Objective: The objective of this systematic review is to evaluate the effectiveness of self-management educational interventions on function and quality of life for adult subjects with OA of the knee.
Search strategy: A comprehensive search strategy was undertaken on databases available from University of South Australia from their inception to January 2007.
Selection criteria: Randomised controlled trials or clinical controlled trials were sought which evaluated any self management interventions for osteoarthritis knee.Critical appraisal of study quality was undertaken using Joanna Briggs Institute critical appraisal instruments. Data extraction was via the Joanna Briggs Institute standard data extraction form for evidence of effectiveness, and Review Manager Software was used to calculate comparative statistics.
Results: Thirteen trials were included in the review. Trials were clinically and methodologically heterogeneous. Pooled results indicate evidence of a beneficial effect from self management strategies with reducing pain (SMD -0.25, 95%CI -0.36 to -0.13, 11 trials 1379 participants). There was no effect on physical function (SMD 0.13, 95%CI -0.33 to -0.08, eight trials, 1156 subjects). No beneficial effects were found from self management interventions with improving quality of life. We also found the exercise component of self management (four trials) demonstrated a benefit with reducing pain, improving function and quality of life. Exercise also offered a benefit over no exercise. Overall methodological quality was moderate.

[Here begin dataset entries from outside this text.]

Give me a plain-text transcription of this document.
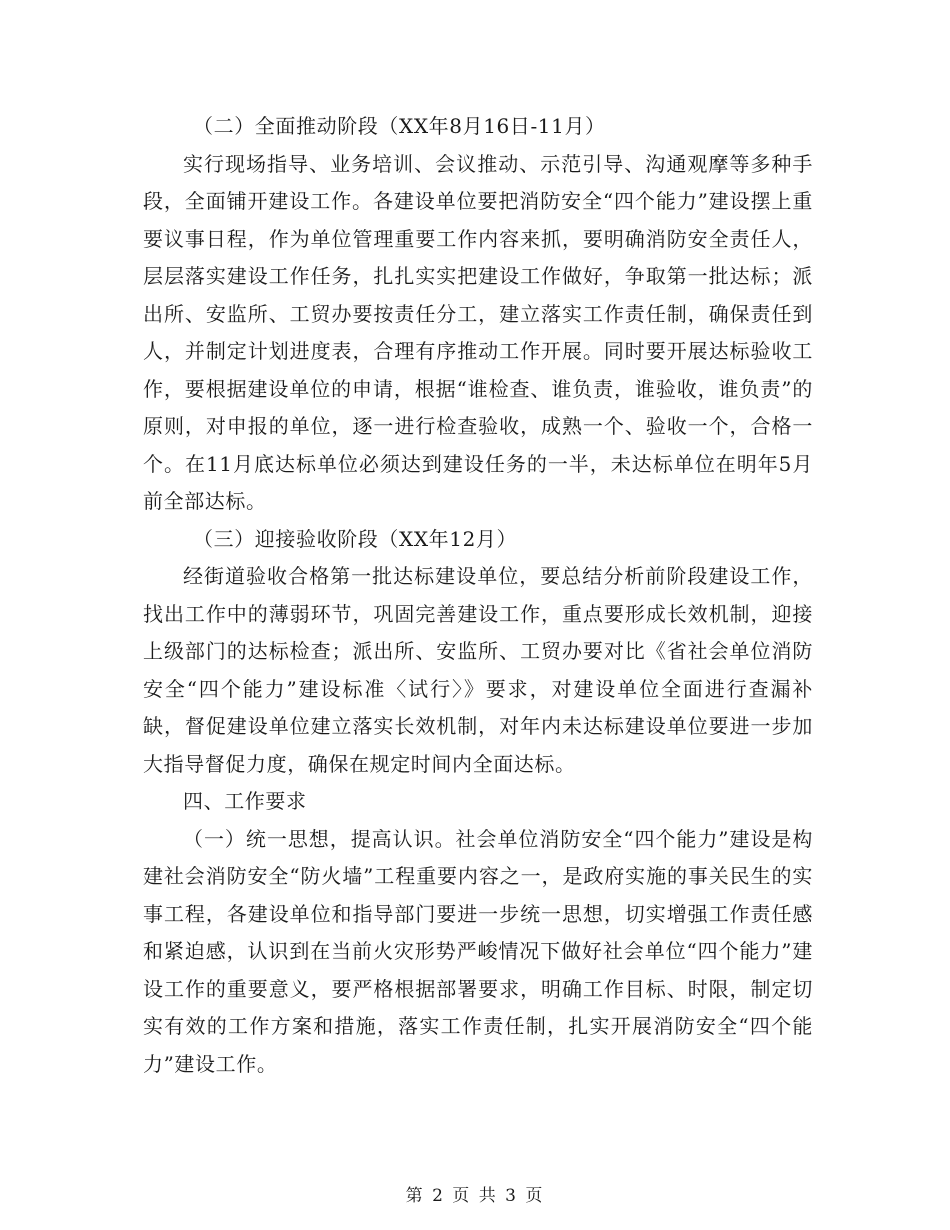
（二）全面推动阶段（XX年8月16日-11月）

实行现场指导、业务培训、会议推动、示范引导、沟通观摩等多种手段，全面铺开建设工作。各建设单位要把消防安全“四个能力”建设摆上重要议事日程，作为单位管理重要工作内容来抓，要明确消防安全责任人，层层落实建设工作任务，扎扎实实把建设工作做好，争取第一批达标；派出所、安监所、工贸办要按责任分工，建立落实工作责任制，确保责任到人，并制定计划进度表，合理有序推动工作开展。同时要开展达标验收工作，要根据建设单位的申请，根据“谁检查、谁负责，谁验收，谁负责”的原则，对申报的单位，逐一进行检查验收，成熟一个、验收一个，合格一个。在11月底达标单位必须达到建设任务的一半，未达标单位在明年5月前全部达标。

（三）迎接验收阶段（XX年12月）

经街道验收合格第一批达标建设单位，要总结分析前阶段建设工作，找出工作中的薄弱环节，巩固完善建设工作，重点要形成长效机制，迎接上级部门的达标检查；派出所、安监所、工贸办要对比《省社会单位消防安全“四个能力”建设标准〈试行〉》要求，对建设单位全面进行查漏补缺，督促建设单位建立落实长效机制，对年内未达标建设单位要进一步加大指导督促力度，确保在规定时间内全面达标。

四、工作要求

（一）统一思想，提高认识。社会单位消防安全“四个能力”建设是构建社会消防安全“防火墙”工程重要内容之一，是政府实施的事关民生的实事工程，各建设单位和指导部门要进一步统一思想，切实增强工作责任感和紧迫感，认识到在当前火灾形势严峻情况下做好社会单位“四个能力”建设工作的重要意义，要严格根据部署要求，明确工作目标、时限，制定切实有效的工作方案和措施，落实工作责任制，扎实开展消防安全“四个能力”建设工作。

第 2 页 共 3 页
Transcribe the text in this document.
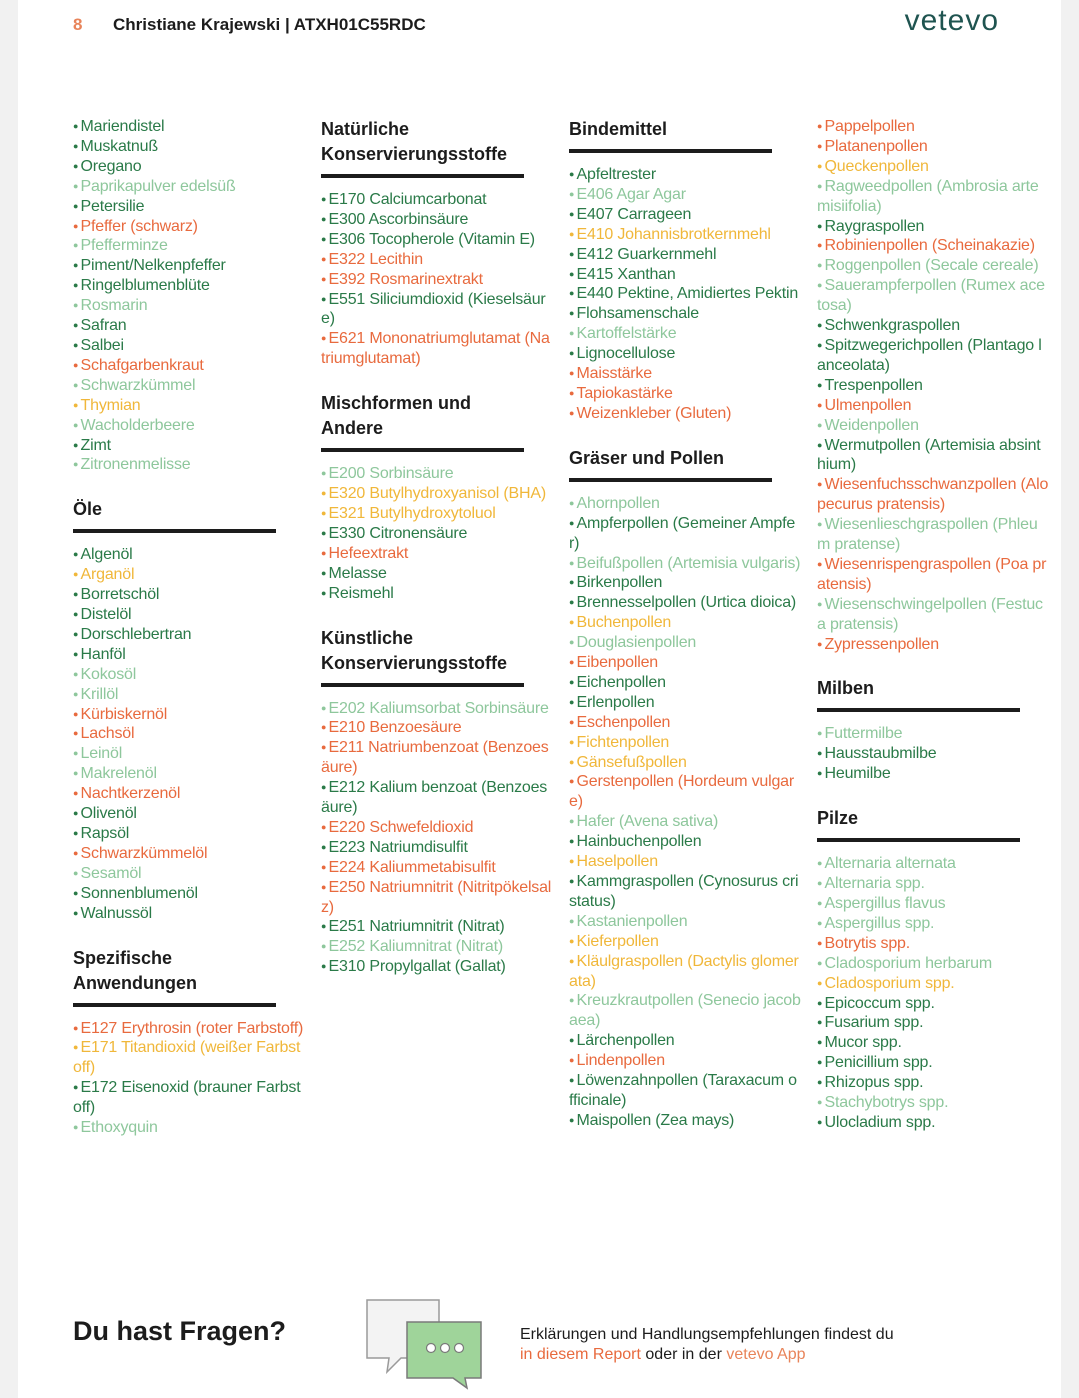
8 Christiane Krajewski | ATXH01C55RDC	vetevo
● Mariendistel
● Muskatnuß
● Oregano
● Paprikapulver edelsüß
● Petersilie
● Pfeffer (schwarz)
● Pfefferminze
● Piment/Nelkenpfeffer
● Ringelblumenblüte
● Rosmarin
● Safran
● Salbei
● Schafgarbenkraut
● Schwarzkümmel
● Thymian
● Wacholderbeere
● Zimt
● Zitronenmelisse
Öle
● Algenöl
● Arganöl
● Borretschöl
● Distelöl
● Dorschlebertran
● Hanföl
● Kokosöl
● Krillöl
● Kürbiskernöl
● Lachsöl
● Leinöl
● Makrelenöl
● Nachtkerzenöl
● Olivenöl
● Rapsöl
● Schwarzkümmelöl
● Sesamöl
● Sonnenblumenöl
● Walnussöl
Spezifische Anwendungen
● E127 Erythrosin (roter Farbstoff)
● E171 Titandioxid (weißer Farbstoff)
● E172 Eisenoxid (brauner Farbstoff)
● Ethoxyquin
Natürliche Konservierungsstoffe
● E170 Calciumcarbonat
● E300 Ascorbinsäure
● E306 Tocopherole (Vitamin E)
● E322 Lecithin
● E392 Rosmarinextrakt
● E551 Siliciumdioxid (Kieselsäure)
● E621 Mononatriumglutamat (Natriumglutamat)
Mischformen und Andere
● E200 Sorbinsäure
● E320 Butylhydroxyanisol (BHA)
● E321 Butylhydroxytoluol
● E330 Citronensäure
● Hefeextrakt
● Melasse
● Reismehl
Künstliche Konservierungsstoffe
● E202 Kaliumsorbat Sorbinsäure
● E210 Benzoesäure
● E211 Natriumbenzoat (Benzoesäure)
● E212 Kalium benzoat (Benzoesäure)
● E220 Schwefeldioxid
● E223 Natriumdisulfit
● E224 Kaliummetabisulfit
● E250 Natriumnitrit (Nitritpökelsalz)
● E251 Natriumnitrit (Nitrat)
● E252 Kaliumnitrat (Nitrat)
● E310 Propylgallat (Gallat)
Bindemittel
● Apfeltrester
● E406 Agar Agar
● E407 Carrageen
● E410 Johannisbrotkernmehl
● E412 Guarkernmehl
● E415 Xanthan
● E440 Pektine, Amidiertes Pektin
● Flohsamenschale
● Kartoffelstärke
● Lignocellulose
● Maisstärke
● Tapiokastärke
● Weizenkleber (Gluten)
Gräser und Pollen
● Ahornpollen
● Ampferpollen (Gemeiner Ampfer)
● Beifußpollen (Artemisia vulgaris)
● Birkenpollen
● Brennesselpollen (Urtica dioica)
● Buchenpollen
● Douglasienpollen
● Eibenpollen
● Eichenpollen
● Erlenpollen
● Eschenpollen
● Fichtenpollen
● Gänsefußpollen
● Gerstenpollen (Hordeum vulgare)
● Hafer (Avena sativa)
● Hainbuchenpollen
● Haselpollen
● Kammgraspollen (Cynosurus cristatus)
● Kastanienpollen
● Kieferpollen
● Kläulgraspollen (Dactylis glomerata)
● Kreuzkrautpollen (Senecio jacobaea)
● Lärchenpollen
● Lindenpollen
● Löwenzahnpollen (Taraxacum officinale)
● Maispollen (Zea mays)
● Pappelpollen
● Platanenpollen
● Queckenpollen
● Ragweedpollen (Ambrosia artemisiifolia)
● Raygraspollen
● Robinienpollen (Scheinakazie)
● Roggenpollen (Secale cereale)
● Sauerampferpollen (Rumex acetosa)
● Schwenkgraspollen
● Spitzwegerichpollen (Plantago lanceolata)
● Trespenpollen
● Ulmenpollen
● Weidenpollen
● Wermutpollen (Artemisia absinthium)
● Wiesenfuchsschwanzpollen (Alopecurus pratensis)
● Wiesenlieschgraspollen (Phleum pratense)
● Wiesenrispengraspollen (Poa pratensis)
● Wiesenschwingelpollen (Festuca pratensis)
● Zypressenpollen
Milben
● Futtermilbe
● Hausstaubmilbe
● Heumilbe
Pilze
● Alternaria alternata
● Alternaria spp.
● Aspergillus flavus
● Aspergillus spp.
● Botrytis spp.
● Cladosporium herbarum
● Cladosporium spp.
● Epicoccum spp.
● Fusarium spp.
● Mucor spp.
● Penicillium spp.
● Rhizopus spp.
● Stachybotrys spp.
● Ulocladium spp.
Du hast Fragen?	Erklärungen und Handlungsempfehlungen findest du
in diesem Report oder in der vetevo App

Discussion: Pooled results indicate evidence of a beneficial effect from self management strategies with reducing pain and improving function. Significant heterogeneity was found between trials. This was controlled for in the analysis but may be explained by heterogeneity in both the intervention and control group. The exercise component of self management programmes appears to contribute a significant benefit.
Conclusion: There is encouraging evidence of a small benefit from exercise in self management programs. Clear guidelines can not be provided for practice regarding the exercise content due to heterogeneity but overall benefit suggests this component should be emphasized and implemented in primary care self management programmes.